Endress+Hauser übernimmt die deutsche IMKO Micromodultechnik GmbH mit Sitz in Ettlingen, einen Hersteller innovativer Systeme zur Feuchtemessung, und beschäftigt die 19 Mitarbeitenden weiter.

• Verhaftet wurde ein 25-jähriger Spanier, der dringend verdächtigt wird, am 10. September eine Frau im Basler Erlenmattquartier vergewaltigt zu haben.

• Bei der Einreise von Frankreich nach Basel wurde ein etwa 50-jähriger Bulgare erwischt, der 800 Gramm Kokain mit sich führte.

• Die 57-jährige Juristin und frühere Leiterin der Basler Sozialhilfe Nicole Wagner wird Mitglied der Stiftung Habitat, wo sie die zurücktretende Beatrice Oeri ersetzt. 

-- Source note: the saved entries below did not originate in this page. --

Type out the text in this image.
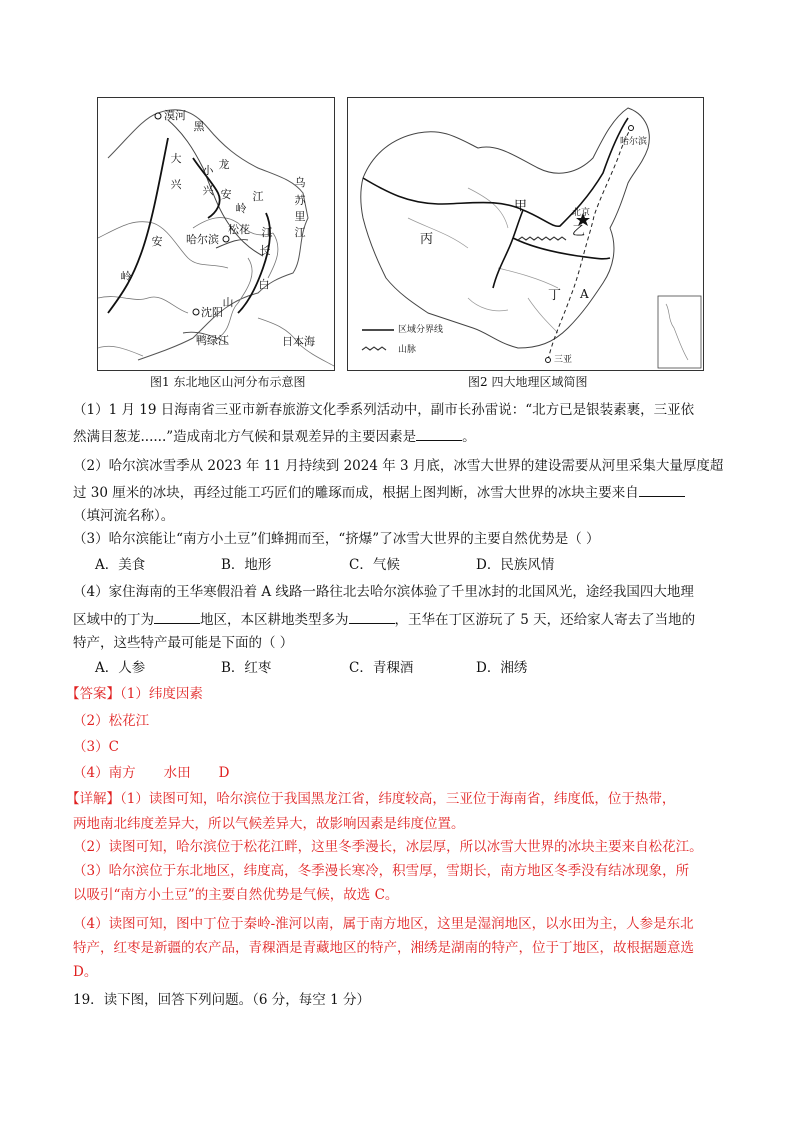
漠河
哈尔滨
沈阳
日本海
鸭绿江
松花
大
兴
安
岭
黑
龙
江
小
兴 安
岭
江
长
白
山
乌
苏
里
江
图1 东北地区山河分布示意图
甲
乙
丙
丁
北京
哈尔滨
三亚
A
区域分界线
山脉
图2 四大地理区域简图
（1）1 月 19 日海南省三亚市新春旅游文化季系列活动中，副市长孙雷说：“北方已是银装素裹，三亚依
然满目葱茏......”造成南北方气候和景观差异的主要因素是	。
（2）哈尔滨冰雪季从 2023 年 11 月持续到 2024 年 3 月底，冰雪大世界的建设需要从河里采集大量厚度超
过 30 厘米的冰块，再经过能工巧匠们的雕琢而成，根据上图判断，冰雪大世界的冰块主要来自
（填河流名称）。
（3）哈尔滨能让“南方小土豆”们蜂拥而至，“挤爆”了冰雪大世界的主要自然优势是（ ）
A．美食	B．地形	C．气候	D．民族风情
（4）家住海南的王华寒假沿着 A 线路一路往北去哈尔滨体验了千里冰封的北国风光，途经我国四大地理
区域中的丁为	地区，本区耕地类型多为	，王华在丁区游玩了 5 天，还给家人寄去了当地的
特产，这些特产最可能是下面的（ ）
A．人参	B．红枣	C．青稞酒	D．湘绣
【答案】（1）纬度因素
（2）松花江
（3）C
（4）南方 水田 D
【详解】（1）读图可知，哈尔滨位于我国黑龙江省，纬度较高，三亚位于海南省，纬度低，位于热带，
两地南北纬度差异大，所以气候差异大，故影响因素是纬度位置。
（2）读图可知，哈尔滨位于松花江畔，这里冬季漫长，冰层厚，所以冰雪大世界的冰块主要来自松花江。
（3）哈尔滨位于东北地区，纬度高，冬季漫长寒冷，积雪厚，雪期长，南方地区冬季没有结冰现象，所
以吸引“南方小土豆”的主要自然优势是气候，故选 C。
（4）读图可知，图中丁位于秦岭-淮河以南，属于南方地区，这里是湿润地区，以水田为主，人参是东北
特产，红枣是新疆的农产品，青稞酒是青藏地区的特产，湘绣是湖南的特产，位于丁地区，故根据题意选
D。
19．读下图，回答下列问题。（6 分，每空 1 分）
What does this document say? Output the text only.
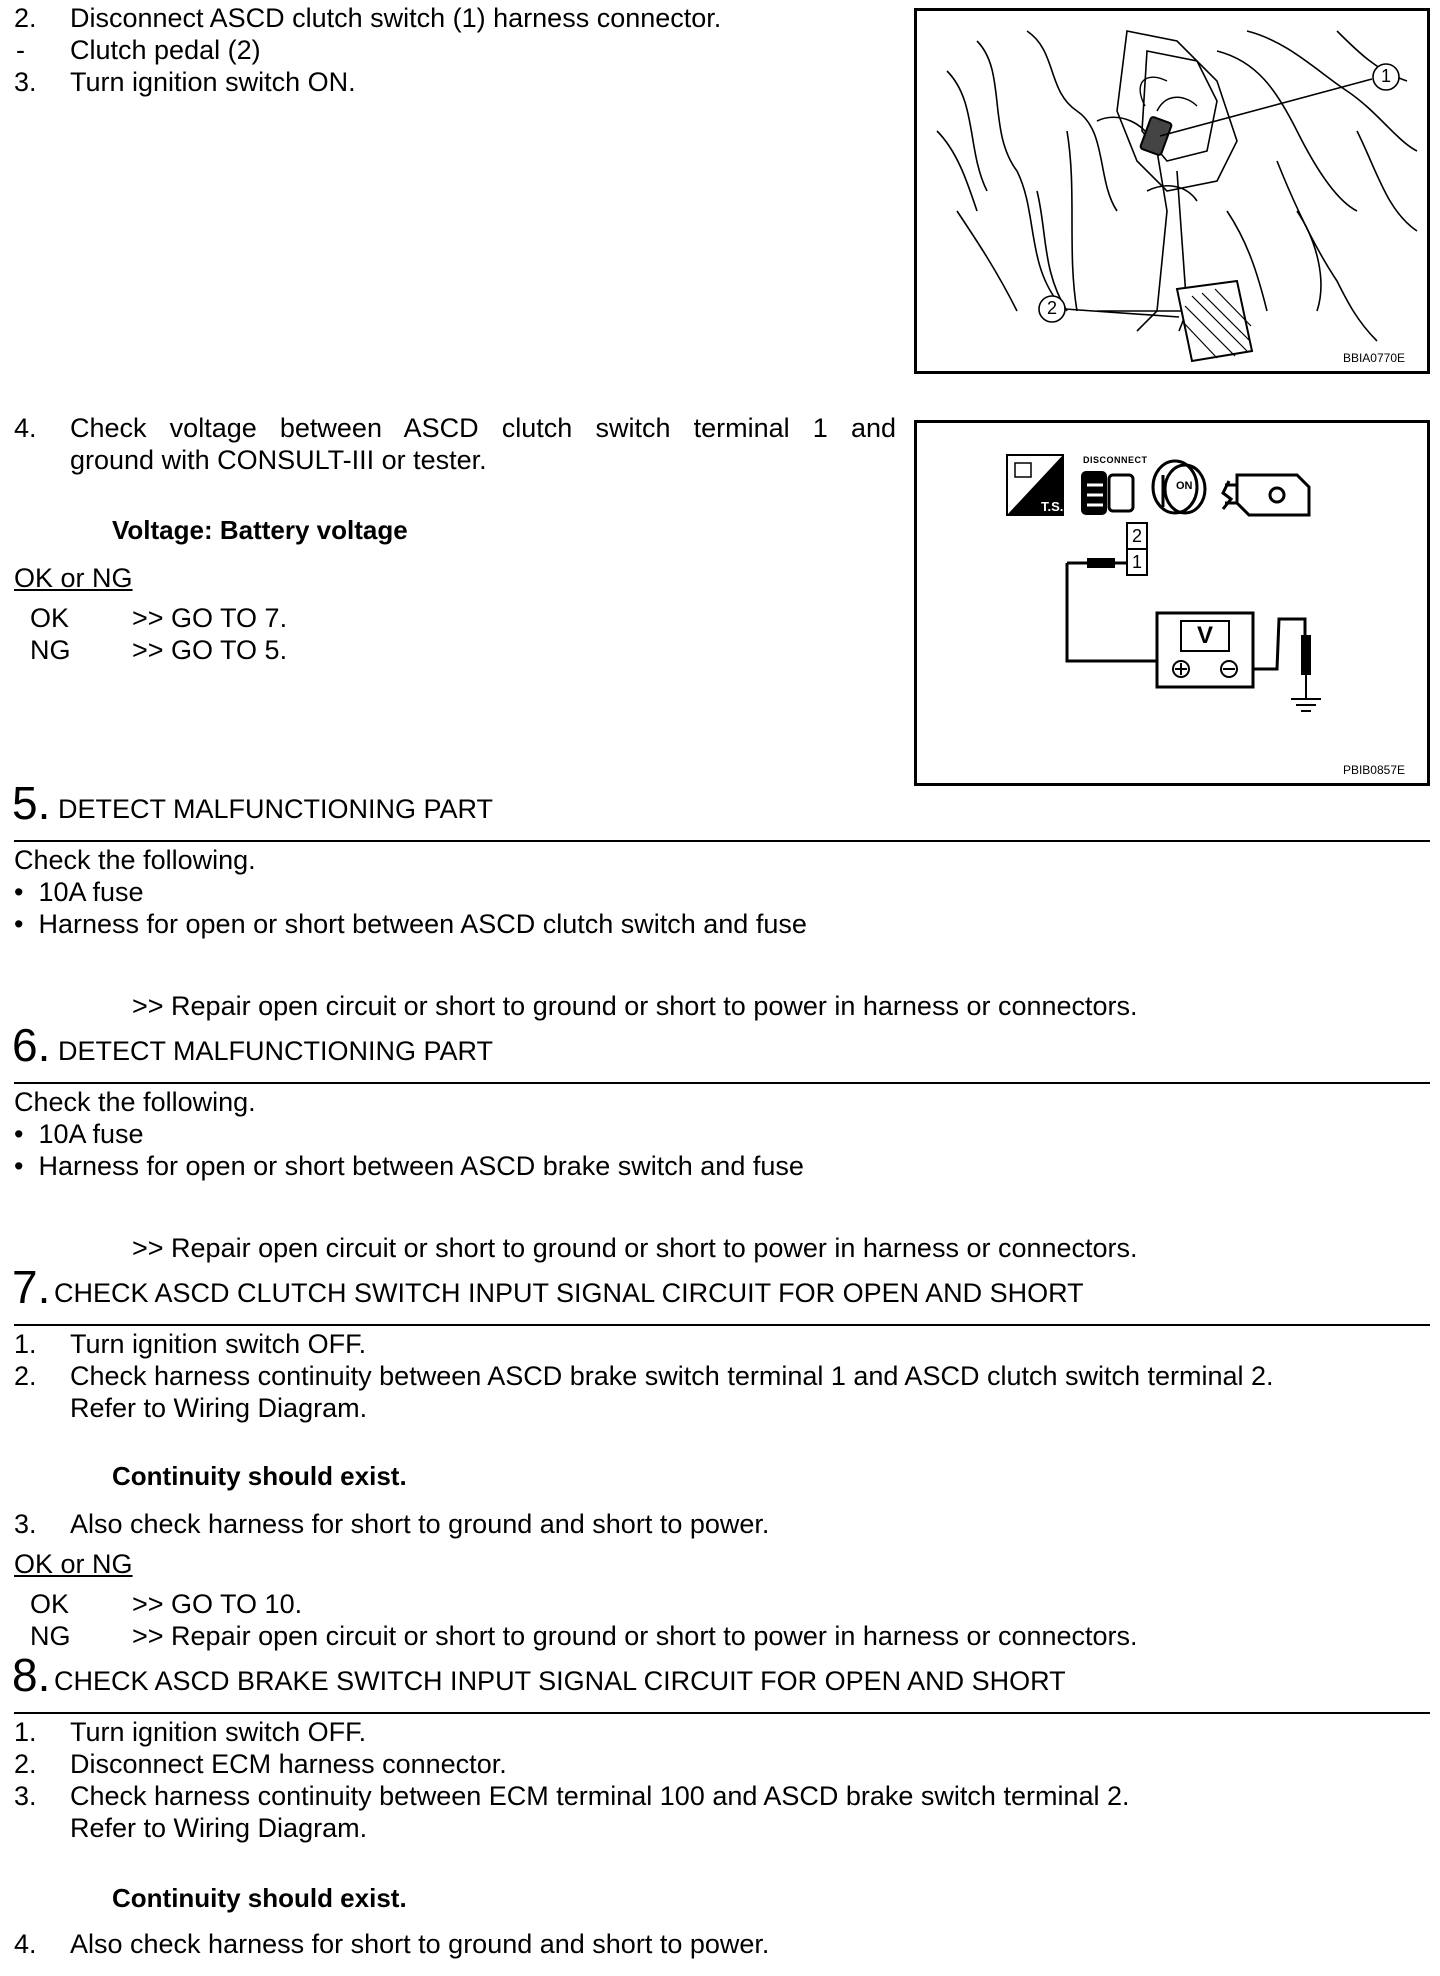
2. Disconnect ASCD clutch switch (1) harness connector.
- Clutch pedal (2)
3. Turn ignition switch ON.	1
2
BBIA0770E
4. Check voltage between ASCD clutch switch terminal 1 and
ground with CONSULT-III or tester.
Voltage: Battery voltage
OK or NG
OK >> GO TO 7.
NG >> GO TO 5.
DISCONNECT
T.S.
ON
2
1
V
PBIB0857E
5. DETECT MALFUNCTIONING PART
Check the following.
•  10A fuse
•  Harness for open or short between ASCD clutch switch and fuse
>> Repair open circuit or short to ground or short to power in harness or connectors.
6. DETECT MALFUNCTIONING PART
Check the following.
•  10A fuse
•  Harness for open or short between ASCD brake switch and fuse
>> Repair open circuit or short to ground or short to power in harness or connectors.
7. CHECK ASCD CLUTCH SWITCH INPUT SIGNAL CIRCUIT FOR OPEN AND SHORT
1. Turn ignition switch OFF.
2. Check harness continuity between ASCD brake switch terminal 1 and ASCD clutch switch terminal 2.
Refer to Wiring Diagram.
Continuity should exist.
3. Also check harness for short to ground and short to power.
OK or NG
OK >> GO TO 10.
NG >> Repair open circuit or short to ground or short to power in harness or connectors.
8. CHECK ASCD BRAKE SWITCH INPUT SIGNAL CIRCUIT FOR OPEN AND SHORT
1. Turn ignition switch OFF.
2. Disconnect ECM harness connector.
3. Check harness continuity between ECM terminal 100 and ASCD brake switch terminal 2.
Refer to Wiring Diagram.
Continuity should exist.
4. Also check harness for short to ground and short to power.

• Nachdem im Baselbiet die Initiative zum Ausbau des Hochleistungsstrassennetzes rechtsgültig zustande gekommen ist, hat sich das Initiativekomitee aufgrund der laufenden Arbeiten zu einem allfälligen Gegenvorschlag mit einer Unterbrechung der Behandlungsfrist bis maximal 30. September 2019 einverstanden erklärt.

• Die Baselbieter Apotheken dürfen neu – mit Auflagen – nicht nur Grippe-Impfungen, sondern auch weitere Impfungen und Folge-Impfungen durchführen.

• Ab 9. September ist die Umfahrung Liestal im Bereich des Ergolzviadukts wieder ohne Einschränkungen befahrbar.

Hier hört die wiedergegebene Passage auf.